Au fait, c’est quoi, un but venu d’ailleurs ?

Par Antoine Donnarieix
5 minutes
Au fait, c’est quoi, un but venu d’ailleurs ?

En plein cœur d'un match de football, au moment de s'ouvrir une bière ou lorsque la tension est palpable, il apparaît d'un coup sec, sans prévenir. Souvent déclencheur d'une vive émotion, le but venu d'ailleurs reste un événement unique en son genre. Mais qui est-il vraiment ?

Coupe du monde 2006 en Allemagne, huitième de finale entre l’Argentine et le Mexique. Dans cette rencontre tendue, la séduisante Albiceleste de José Pékerman est prise dans les mailles du filet tendu par son adversaire du soir, volontaire et accrocheur. Emmenée en prolongation, elle ne parvient pas à se sortir de ce bourbier, présage d’une séance de tirs au but souvent comparée à la loterie. L’Argentine ne veut pas jouer avec le feu, pas cette fois. Dans la Red Bull Arena de Leipzig, Maxi Rodríguez décide d’endosser le costume du sauveur. 98e minute de jeu. Un centre tendu de Juan Pablo Sorín, un contrôle de la poitrine bien maîtrisé, et pan. Une reprise de volée du gauche, complètement excentrée depuis l’extérieur de la surface. Une folie. Deux secondes où le temps s’arrête, deux touches de balle, pour un but gravé dans les livres d’histoire de la Coupe du monde.

Inscrire ce genre de buts dans la plus prestigieuse des compétitions internationales, tout footballeur professionnel rêve un jour d’y parvenir.

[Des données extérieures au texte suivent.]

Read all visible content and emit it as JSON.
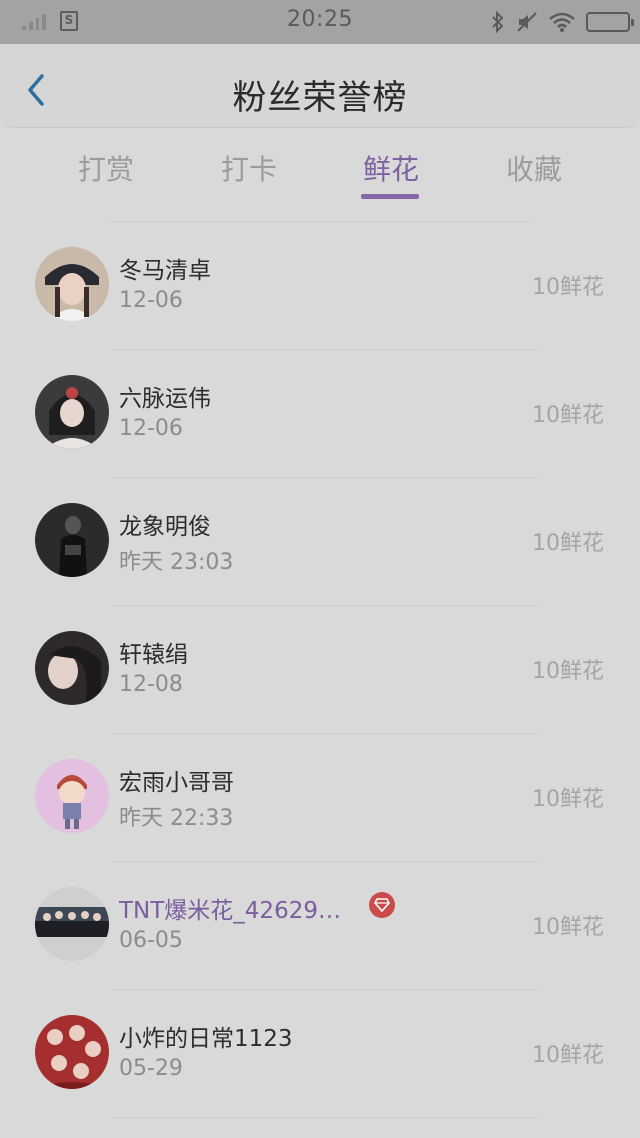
{
  "status_bar": {
    "time": "20:25",
    "sim_icon": "S"
  },
  "header": {
    "title": "粉丝荣誉榜",
    "back_icon": "chevron-left-icon"
  },
  "tabs": [
    {
      "label": "打赏",
      "active": false
    },
    {
      "label": "打卡",
      "active": false
    },
    {
      "label": "鲜花",
      "active": true
    },
    {
      "label": "收藏",
      "active": false
    }
  ],
  "fans": [
    {
      "name": "冬马清卓",
      "date": "12-06",
      "amount": "10鲜花",
      "vip": false
    },
    {
      "name": "六脉运伟",
      "date": "12-06",
      "amount": "10鲜花",
      "vip": false
    },
    {
      "name": "龙象明俊",
      "date": "昨天 23:03",
      "amount": "10鲜花",
      "vip": false
    },
    {
      "name": "轩辕绢",
      "date": "12-08",
      "amount": "10鲜花",
      "vip": false
    },
    {
      "name": "宏雨小哥哥",
      "date": "昨天 22:33",
      "amount": "10鲜花",
      "vip": false
    },
    {
      "name": "TNT爆米花_42629…",
      "date": "06-05",
      "amount": "10鲜花",
      "vip": true
    },
    {
      "name": "小炸的日常1123",
      "date": "05-29",
      "amount": "10鲜花",
      "vip": false
    }
  ],
  "colors": {
    "accent": "#7d61a0",
    "vip_badge": "#c94b4b",
    "back_arrow": "#2f6f9f"
  }
}
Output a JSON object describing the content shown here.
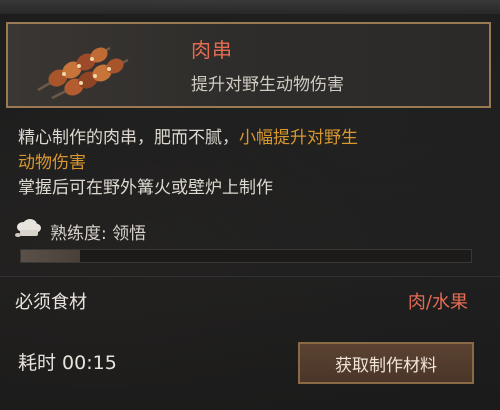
{
  "item": {
    "name": "肉串",
    "subtitle": "提升对野生动物伤害",
    "icon": "meat-skewer-icon"
  },
  "description": {
    "line1_normal": "精心制作的肉串，肥而不腻，",
    "line1_highlight": "小幅提升对野生",
    "line2_highlight": "动物伤害",
    "line3": "掌握后可在野外篝火或壁炉上制作"
  },
  "mastery": {
    "label": "熟练度: 领悟",
    "progress_fraction": 0.13,
    "icon": "chef-hat-icon"
  },
  "ingredients": {
    "label": "必须食材",
    "value": "肉/水果"
  },
  "time_label": "耗时 00:15",
  "actions": {
    "get_materials": "获取制作材料"
  },
  "colors": {
    "accent_red": "#e36b52",
    "accent_orange": "#d9972f",
    "frame_gold": "#9a7a52"
  }
}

Karim Benzema comme Wayne Rooney, Eden Hazard comme Marco Verratti, Stefan de Vrij comme Sergio Ramos. Seulement, les élus sont bien trop rares pour offrir ce plaisir à chacun d’entre eux. Pour aller même plus loin, sans ce facteur de rareté, le plaisir serait réduit, car trop habituel. Pour se matérialiser, le but venu d’ailleurs nécessite une chose immatérielle, présente dans la vie de footballeur comme dans la vie de monsieur tout le monde : le signe du destin, aussi appelé coup de pouce, ou de façon plus brutale, la chance.

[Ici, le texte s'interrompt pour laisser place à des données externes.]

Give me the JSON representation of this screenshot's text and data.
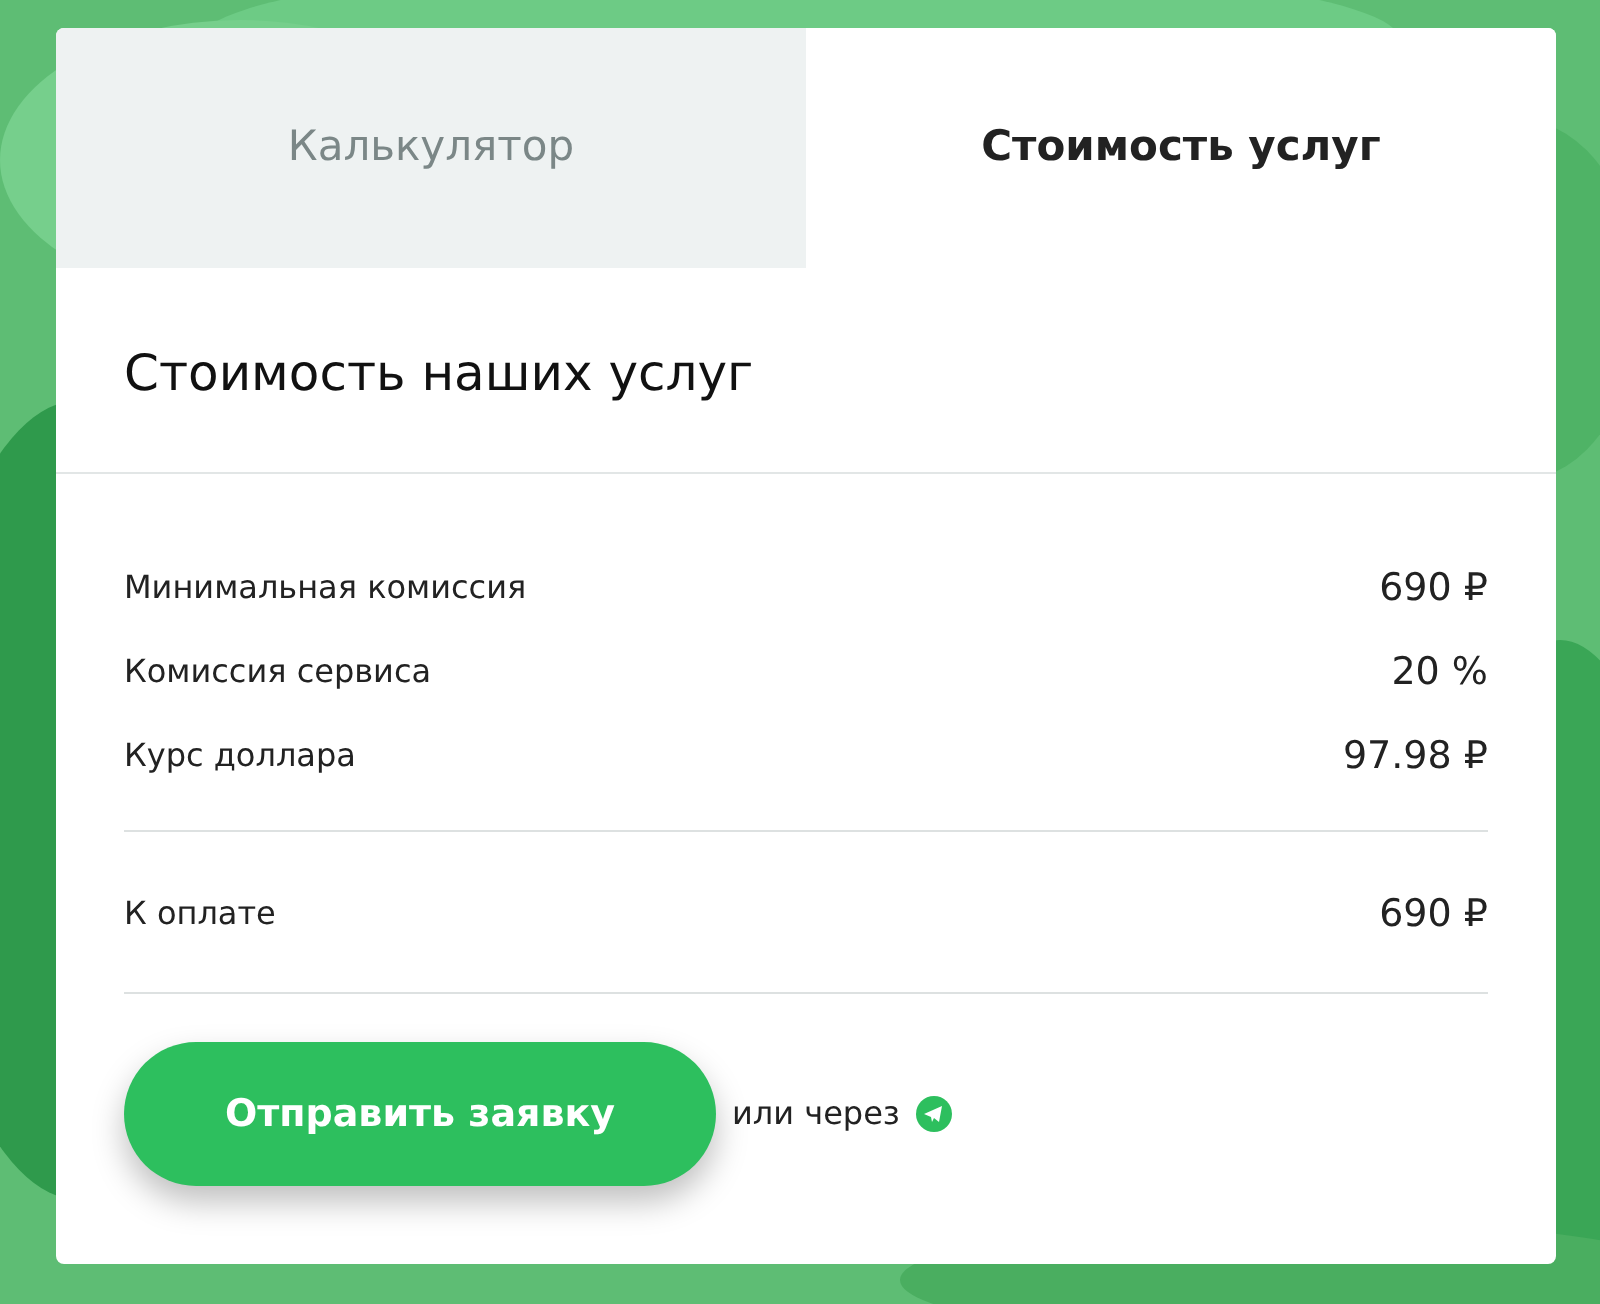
{
  "tabs": [
    {
      "label": "Калькулятор",
      "selected": false
    },
    {
      "label": "Стоимость услуг",
      "selected": true
    }
  ],
  "title": "Стоимость наших услуг",
  "rates": [
    {
      "label": "Минимальная комиссия",
      "value": "690 ₽"
    },
    {
      "label": "Комиссия сервиса",
      "value": "20 %"
    },
    {
      "label": "Курс доллара",
      "value": "97.98 ₽"
    }
  ],
  "total": {
    "label": "К оплате",
    "value": "690 ₽"
  },
  "submit_button": "Отправить заявку",
  "alt_text": "или через"
}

Govou : « Il faut être insouciant »

Quand l’Olympique lyonnais expérimente sa toute première phase finale de Ligue des champions durant la saison 2000-2001, le Bayern Munich se dresse devant les hommes de Paul Le Guen, un soir de mars. Habitué à passer son tour en C1, le jeune Sidney Govou va bientôt changer de dimension médiatique. « Steve Marlet était suspendu, Tony Vairelles n’était pas dispo (en prêt à Bordeaux, ndlr), donc il ne restait plus beaucoup d’attaquants mis à part Sonny et moi, résume l’ancien Bleu. Les beaux buts peuvent venir de partout, mais là, le contexte les rend encore plus impressionnants. C’était la deuxième phase de poules, la plus grosse des compétitions européennes, et la victoire était essentielle pour nous ce soir-là. C’est un tout, je pense. »

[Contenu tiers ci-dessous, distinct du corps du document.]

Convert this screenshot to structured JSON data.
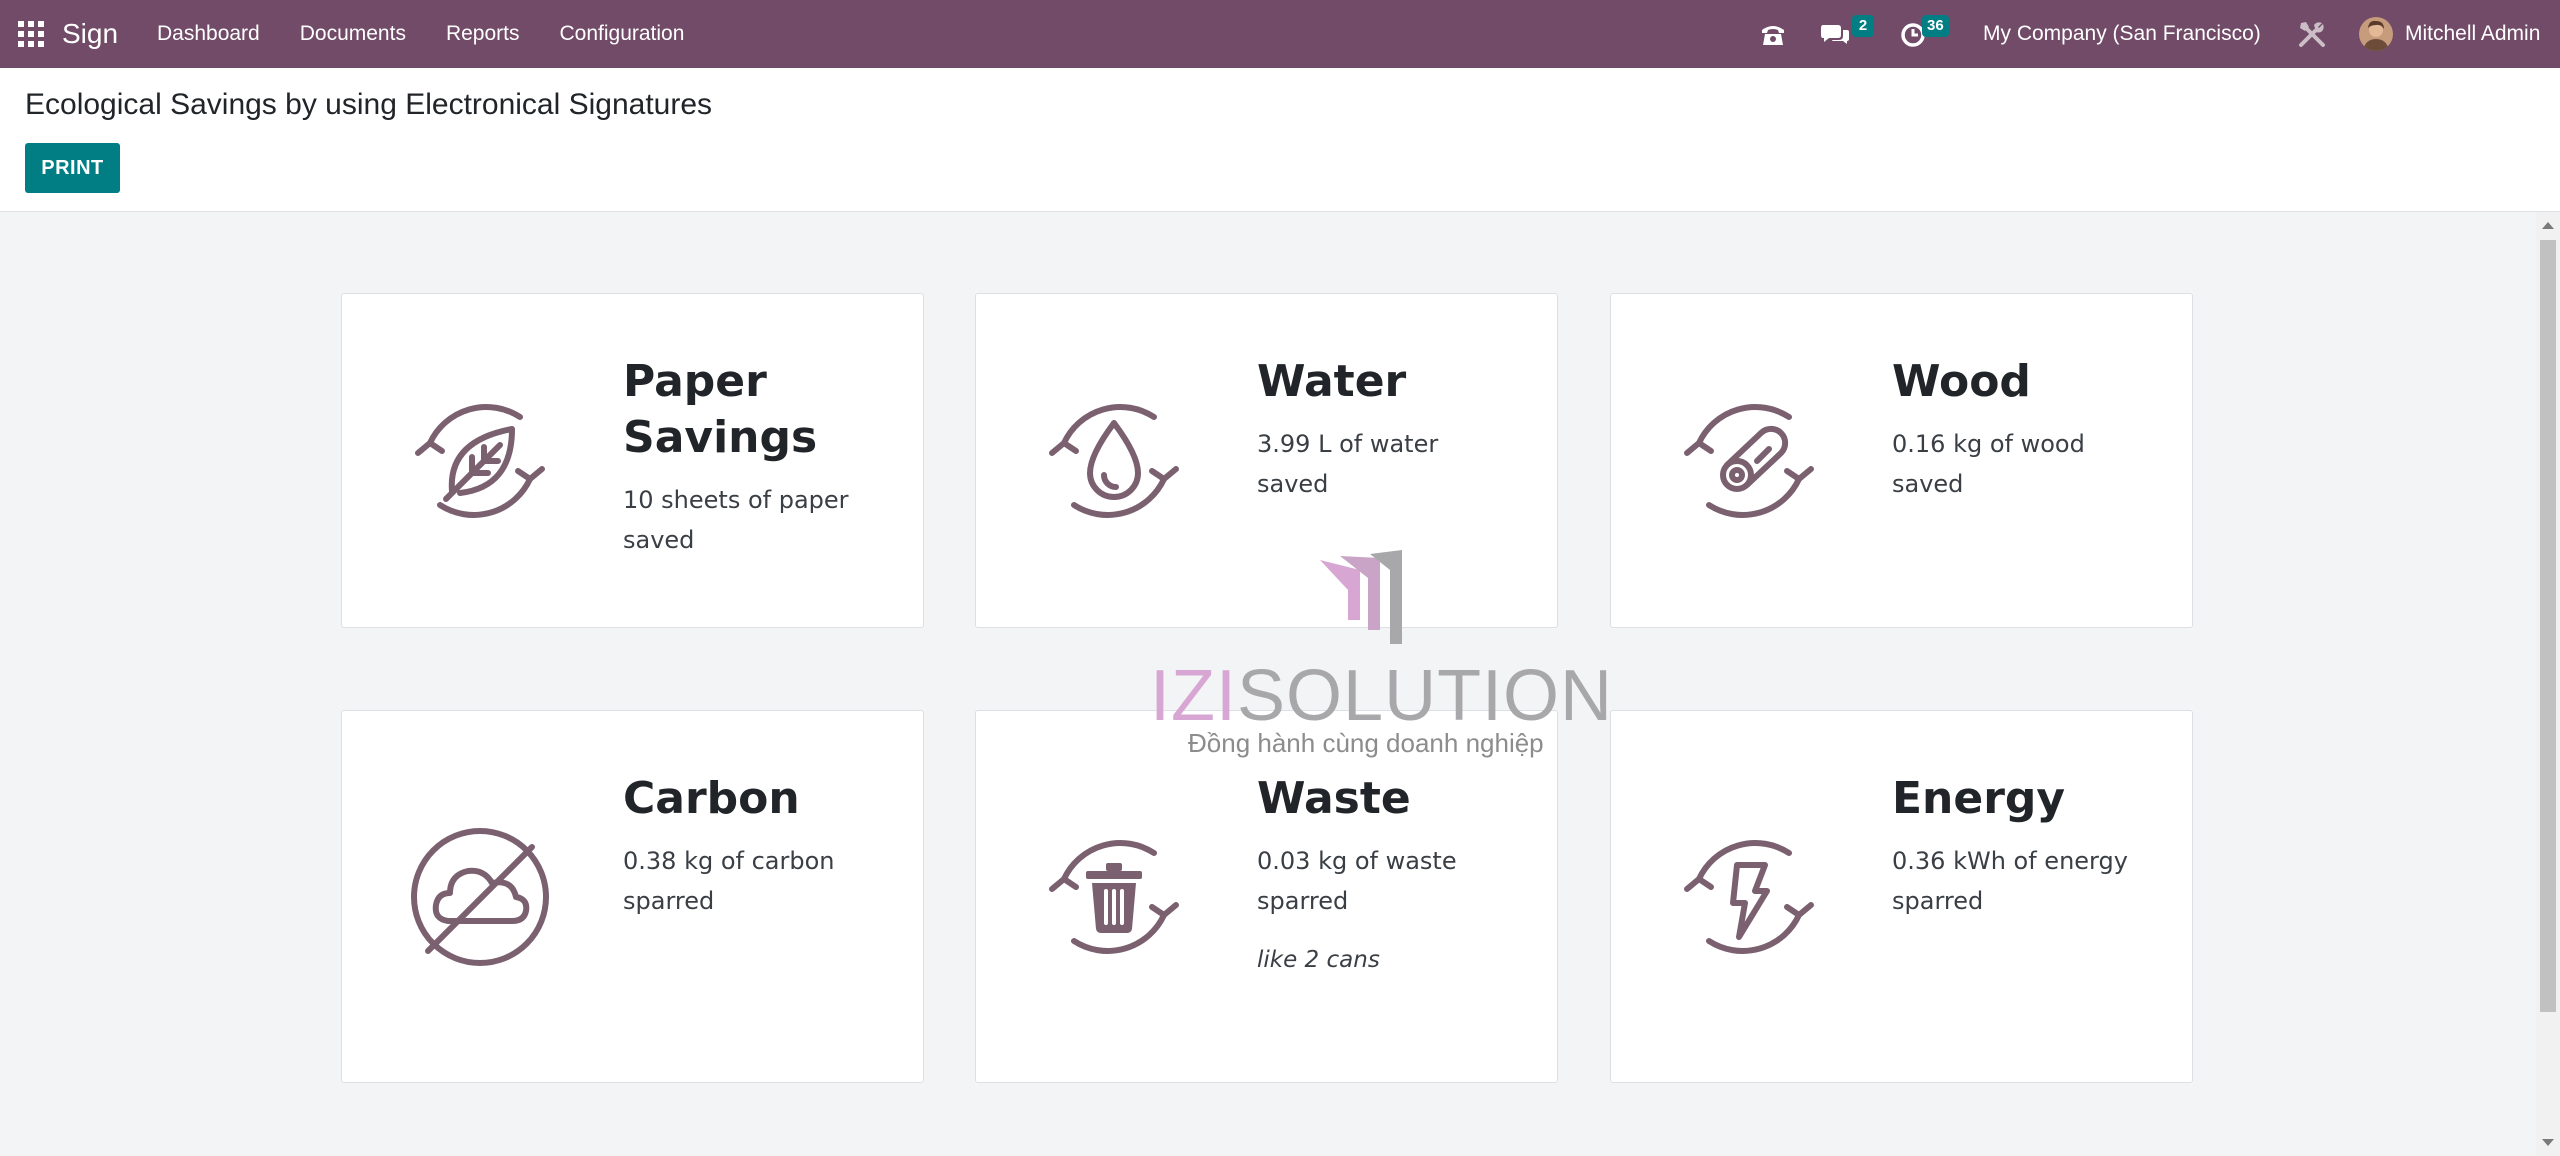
{
  "navbar": {
    "app_name": "Sign",
    "menu": [
      "Dashboard",
      "Documents",
      "Reports",
      "Configuration"
    ],
    "messages_count": "2",
    "activities_count": "36",
    "company": "My Company (San Francisco)",
    "user": "Mitchell Admin"
  },
  "page": {
    "title": "Ecological Savings by using Electronical Signatures",
    "print_label": "PRINT"
  },
  "cards": [
    {
      "title": "Paper Savings",
      "desc": "10 sheets of paper saved",
      "icon": "leaf-recycle-icon"
    },
    {
      "title": "Water",
      "desc": "3.99 L of water saved",
      "icon": "water-drop-recycle-icon"
    },
    {
      "title": "Wood",
      "desc": "0.16 kg of wood saved",
      "icon": "wood-log-recycle-icon"
    },
    {
      "title": "Carbon",
      "desc": "0.38 kg of carbon sparred",
      "icon": "no-cloud-icon"
    },
    {
      "title": "Waste",
      "desc": "0.03 kg of waste sparred",
      "note": "like 2 cans",
      "icon": "trash-recycle-icon"
    },
    {
      "title": "Energy",
      "desc": "0.36 kWh of energy sparred",
      "icon": "lightning-recycle-icon"
    }
  ],
  "watermark": {
    "brand_izi": "IZI",
    "brand_solution": "SOLUTION",
    "tagline": "Đồng hành cùng doanh nghiệp"
  },
  "colors": {
    "navbar": "#714b67",
    "primary_button": "#017e84",
    "icon": "#7b6170",
    "background": "#f3f4f6"
  }
}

Dans cette soirée européenne où l’OL est attendu au tournant, Sidney ne s’écrase pas malgré ses 20 ans. Il est invincible. « Je suis arrivé en centre de formation assez tard, donc une partie de mon jeu s’est faite à l’instinct. Ce soir-là, j’ai tenté ces frappes comme j’aurais pu tenter autre chose, mais je pense que le choix était bon. » Mais comment marquer deux buts aussi fantastiques dans un si gros match ? Si certains pensent que cela passe par la concentration ou la détermination, pour Govou, pas du tout. « Il faut être insouciant, comme je l’étais ! De toute façon, j’ai toujours eu confiance en moi-même, c’est une de mes forces… Mais ce soir-là, je ne m’étais pas fait des montagnes d’affronter le Bayern. J’ai juste joué. » Ou joué juste, c’est selon.

Vidéo

Marquer un magnifique doublé contre le Bayern Munich en Coupe d’Europe, l’exploit est déjà colossal. Mais quand en plus de ça, le gardien de but s’appelle Oliver Kahn, on peine à croire ce que l’on voit, le cerveau bloque, que ce soit devant sa télé, dans le stade… ou même après avoir envoyé un obus dans la toile d’araignée de Gerland. « Honnêtement, j’ai un gros trou de mémoire ! J’ai couru vers le public, mais j’étais porté par l’émotion, confesse Govou. Tu perds le fil, tu ne vois plus rien, tu n’entends plus rien. Dans ma carrière, j’ai rarement connu ça… Je dirais même que je ne l’ai plus jamais connu. » La crise d’appendicite du foot, en somme.

Un but à double tranchant

Dès lors, une fois la foule acquise à sa cause, le passage post-célébration rend-il encore meilleur ? « En tant que joueur, cela ne m’a pas transformé, juge l’ancien numéro 14. Je restais déjà sur de bonnes performances. La preuve : en fin de semaine, j’avais déjà un rendez-vous de prévu avec le président pour signer un nouveau contrat. Bon, le match m’a sûrement aidé à mieux négocier derrière hein, mais j’étais déjà dans les petits papiers. » Un but, aussi dingue soit-il, ne joue donc pas sur les performances intrinsèques d’un joueur, mais peut lui offrir une belle page à garder dans ses DVD de collection…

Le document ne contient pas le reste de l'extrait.